Characterization of Epstein–Barr virus reactivation in a modeled spaceflight system

Epstein–Barr virus (EBV) is the causative agent of mononucleosis and is also associated with several malignancies, including Burkitt's lymphoma, Hodgkin's lymphoma, and nasopharyngeal carcinoma, among others. EBV reactivates during spaceflight, with EBV shedding in saliva increasing to levels ten times those observed pre‐and post‐flight. Although stress has been shown to increase reactivation of EBV, other factors such as radiation and microgravity have been hypothesized to contribute to reactivation in space. We used a modeled spaceflight environment to evaluate the influence of radiation and microgravity on EBV reactivation. BJAB (EBV‐negative) and Raji (EBV‐positive) cell lines were assessed for viability/apoptosis, viral antigen and reactive oxygen species expression, and DNA damage and repair. EBV‐infected cells did not experience decreased viability and increased apoptosis due to modeled spaceflight, whereas an EBV‐negative cell line did, suggesting that EBV infection provided protection against apoptosis and cell death. Radiation was the major contributor to EBV ZEBRA upregulation. Combining modeled microgravity and radiation increased DNA damage and reactive oxygen species while modeled microgravity alone decreased DNA repair in Raji cells.
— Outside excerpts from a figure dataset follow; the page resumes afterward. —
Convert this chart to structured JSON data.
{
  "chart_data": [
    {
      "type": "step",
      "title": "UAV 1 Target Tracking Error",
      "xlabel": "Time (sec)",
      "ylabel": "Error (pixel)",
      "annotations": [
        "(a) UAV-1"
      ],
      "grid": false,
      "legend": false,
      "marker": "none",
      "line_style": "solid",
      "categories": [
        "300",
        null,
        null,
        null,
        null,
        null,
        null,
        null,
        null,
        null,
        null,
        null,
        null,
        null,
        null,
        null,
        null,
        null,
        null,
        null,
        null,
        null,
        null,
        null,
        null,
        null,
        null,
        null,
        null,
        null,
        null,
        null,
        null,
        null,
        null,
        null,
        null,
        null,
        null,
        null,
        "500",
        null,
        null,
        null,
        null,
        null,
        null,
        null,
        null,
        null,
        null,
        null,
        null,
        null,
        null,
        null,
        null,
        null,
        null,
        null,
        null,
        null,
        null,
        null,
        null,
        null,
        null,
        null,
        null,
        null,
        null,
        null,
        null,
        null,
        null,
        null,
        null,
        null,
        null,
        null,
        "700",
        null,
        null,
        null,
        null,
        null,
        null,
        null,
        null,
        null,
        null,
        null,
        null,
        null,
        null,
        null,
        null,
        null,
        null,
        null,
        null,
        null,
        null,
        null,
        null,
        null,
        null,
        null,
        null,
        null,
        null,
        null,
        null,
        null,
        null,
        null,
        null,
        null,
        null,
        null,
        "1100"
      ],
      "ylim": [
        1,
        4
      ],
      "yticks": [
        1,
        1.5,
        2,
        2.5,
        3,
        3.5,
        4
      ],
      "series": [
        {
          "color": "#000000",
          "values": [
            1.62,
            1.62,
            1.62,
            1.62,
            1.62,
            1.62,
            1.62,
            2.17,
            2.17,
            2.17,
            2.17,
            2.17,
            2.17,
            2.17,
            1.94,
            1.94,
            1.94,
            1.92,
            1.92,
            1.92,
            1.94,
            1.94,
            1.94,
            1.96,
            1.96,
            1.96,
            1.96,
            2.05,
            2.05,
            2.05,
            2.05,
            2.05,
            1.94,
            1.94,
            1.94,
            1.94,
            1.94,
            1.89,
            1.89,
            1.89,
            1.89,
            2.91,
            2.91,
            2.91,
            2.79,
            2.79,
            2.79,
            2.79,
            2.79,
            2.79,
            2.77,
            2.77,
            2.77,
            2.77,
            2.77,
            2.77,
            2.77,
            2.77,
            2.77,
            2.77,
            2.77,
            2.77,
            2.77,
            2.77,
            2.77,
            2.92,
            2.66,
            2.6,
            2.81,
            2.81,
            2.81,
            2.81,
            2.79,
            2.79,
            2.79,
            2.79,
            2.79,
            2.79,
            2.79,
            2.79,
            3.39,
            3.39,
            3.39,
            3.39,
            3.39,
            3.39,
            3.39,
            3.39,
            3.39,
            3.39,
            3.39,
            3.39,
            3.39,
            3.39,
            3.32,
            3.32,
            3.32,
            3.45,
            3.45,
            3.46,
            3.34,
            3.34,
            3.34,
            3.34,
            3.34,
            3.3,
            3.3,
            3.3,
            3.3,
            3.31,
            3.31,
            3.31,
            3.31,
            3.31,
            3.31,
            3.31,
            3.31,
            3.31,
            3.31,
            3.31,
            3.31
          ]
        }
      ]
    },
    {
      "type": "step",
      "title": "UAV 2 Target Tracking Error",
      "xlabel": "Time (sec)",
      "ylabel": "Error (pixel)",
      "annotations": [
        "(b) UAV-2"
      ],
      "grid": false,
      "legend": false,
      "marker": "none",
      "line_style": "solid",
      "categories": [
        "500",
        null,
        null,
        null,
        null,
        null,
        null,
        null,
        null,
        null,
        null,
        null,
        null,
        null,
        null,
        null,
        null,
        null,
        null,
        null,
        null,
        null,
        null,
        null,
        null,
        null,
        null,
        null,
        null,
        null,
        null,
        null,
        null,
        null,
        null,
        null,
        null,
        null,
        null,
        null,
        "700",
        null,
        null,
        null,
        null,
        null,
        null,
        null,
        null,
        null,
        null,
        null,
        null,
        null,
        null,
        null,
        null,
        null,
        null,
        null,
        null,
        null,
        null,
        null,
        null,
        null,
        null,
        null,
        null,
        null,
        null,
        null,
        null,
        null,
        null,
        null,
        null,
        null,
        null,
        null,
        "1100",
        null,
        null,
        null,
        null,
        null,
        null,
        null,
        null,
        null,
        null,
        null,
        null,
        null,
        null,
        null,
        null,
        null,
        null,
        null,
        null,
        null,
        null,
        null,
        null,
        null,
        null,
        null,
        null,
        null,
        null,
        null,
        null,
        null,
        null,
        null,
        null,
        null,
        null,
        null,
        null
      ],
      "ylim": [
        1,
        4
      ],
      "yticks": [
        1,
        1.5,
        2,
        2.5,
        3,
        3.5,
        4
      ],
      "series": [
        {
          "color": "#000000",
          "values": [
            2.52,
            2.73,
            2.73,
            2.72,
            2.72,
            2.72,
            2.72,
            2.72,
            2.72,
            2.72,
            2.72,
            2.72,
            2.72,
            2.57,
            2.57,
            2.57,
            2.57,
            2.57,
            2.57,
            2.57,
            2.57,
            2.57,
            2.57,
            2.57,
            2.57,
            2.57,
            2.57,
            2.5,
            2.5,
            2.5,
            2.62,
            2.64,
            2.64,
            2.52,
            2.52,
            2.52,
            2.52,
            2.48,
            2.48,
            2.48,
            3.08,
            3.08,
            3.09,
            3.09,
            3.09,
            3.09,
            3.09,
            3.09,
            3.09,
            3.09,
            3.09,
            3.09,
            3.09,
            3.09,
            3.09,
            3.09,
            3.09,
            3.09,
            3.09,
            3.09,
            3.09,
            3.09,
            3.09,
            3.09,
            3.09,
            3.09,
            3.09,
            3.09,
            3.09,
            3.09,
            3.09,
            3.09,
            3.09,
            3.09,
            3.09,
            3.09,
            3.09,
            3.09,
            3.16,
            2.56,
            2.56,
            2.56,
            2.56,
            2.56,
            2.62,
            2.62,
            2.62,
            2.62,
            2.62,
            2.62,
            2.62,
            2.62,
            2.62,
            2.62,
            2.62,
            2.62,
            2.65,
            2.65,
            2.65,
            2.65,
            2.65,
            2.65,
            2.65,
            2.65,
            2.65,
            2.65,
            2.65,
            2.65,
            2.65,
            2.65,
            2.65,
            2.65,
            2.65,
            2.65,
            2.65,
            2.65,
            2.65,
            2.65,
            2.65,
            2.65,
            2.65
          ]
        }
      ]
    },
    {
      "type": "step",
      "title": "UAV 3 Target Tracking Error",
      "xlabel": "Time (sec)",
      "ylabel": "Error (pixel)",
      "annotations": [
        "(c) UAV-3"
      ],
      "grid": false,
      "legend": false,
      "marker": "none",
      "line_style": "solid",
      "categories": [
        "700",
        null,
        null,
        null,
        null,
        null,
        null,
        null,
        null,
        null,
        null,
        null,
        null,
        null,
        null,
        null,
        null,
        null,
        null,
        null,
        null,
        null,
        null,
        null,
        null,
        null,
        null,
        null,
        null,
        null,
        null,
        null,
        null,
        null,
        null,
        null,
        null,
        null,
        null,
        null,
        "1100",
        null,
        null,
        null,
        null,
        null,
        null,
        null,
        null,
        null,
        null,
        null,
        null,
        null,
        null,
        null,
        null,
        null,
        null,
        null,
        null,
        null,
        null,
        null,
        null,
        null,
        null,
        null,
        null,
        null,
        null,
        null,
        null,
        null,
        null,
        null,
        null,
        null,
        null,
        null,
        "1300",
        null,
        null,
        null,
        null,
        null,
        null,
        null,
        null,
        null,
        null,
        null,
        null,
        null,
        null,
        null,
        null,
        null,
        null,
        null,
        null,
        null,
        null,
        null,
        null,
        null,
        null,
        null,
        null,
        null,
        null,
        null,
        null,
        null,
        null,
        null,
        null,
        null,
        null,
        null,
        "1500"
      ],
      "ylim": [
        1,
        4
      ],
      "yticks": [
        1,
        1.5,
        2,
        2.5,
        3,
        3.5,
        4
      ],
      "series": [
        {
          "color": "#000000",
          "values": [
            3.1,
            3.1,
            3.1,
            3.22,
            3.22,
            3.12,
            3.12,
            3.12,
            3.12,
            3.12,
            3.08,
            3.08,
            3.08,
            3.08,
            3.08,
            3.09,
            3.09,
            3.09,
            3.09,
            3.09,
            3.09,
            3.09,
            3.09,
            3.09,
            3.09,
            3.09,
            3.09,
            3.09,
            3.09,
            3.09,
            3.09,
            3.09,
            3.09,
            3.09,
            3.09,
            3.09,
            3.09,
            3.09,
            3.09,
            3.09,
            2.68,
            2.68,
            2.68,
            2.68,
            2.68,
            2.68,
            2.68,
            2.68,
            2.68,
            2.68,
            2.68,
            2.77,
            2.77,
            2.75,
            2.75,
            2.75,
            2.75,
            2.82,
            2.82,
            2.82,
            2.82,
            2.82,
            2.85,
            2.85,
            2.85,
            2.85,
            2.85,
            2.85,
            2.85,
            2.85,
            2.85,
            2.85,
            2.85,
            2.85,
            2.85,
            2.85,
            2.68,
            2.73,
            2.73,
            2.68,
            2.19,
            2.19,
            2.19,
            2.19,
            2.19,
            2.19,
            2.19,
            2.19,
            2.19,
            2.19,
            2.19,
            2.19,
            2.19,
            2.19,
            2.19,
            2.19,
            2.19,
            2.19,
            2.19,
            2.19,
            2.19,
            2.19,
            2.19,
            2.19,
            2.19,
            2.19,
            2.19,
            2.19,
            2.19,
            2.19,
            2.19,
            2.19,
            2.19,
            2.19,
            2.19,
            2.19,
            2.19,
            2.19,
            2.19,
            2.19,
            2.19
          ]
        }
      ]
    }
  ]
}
Additionally, EBV‐infected cells had increased DNA damage compared to EBV‐negative cells. Since EBV‐infected cells do not undergo apoptosis as readily as uninfected cells, it is possible that virus‐infected cells in EBV seropositive individuals may have an increased risk to accumulate DNA damage during spaceflight. More studies are warranted to investigate this possibility. J. Cell. Biochem. 114: 616–624, 2013. © 2012 Wiley Periodicals, Inc.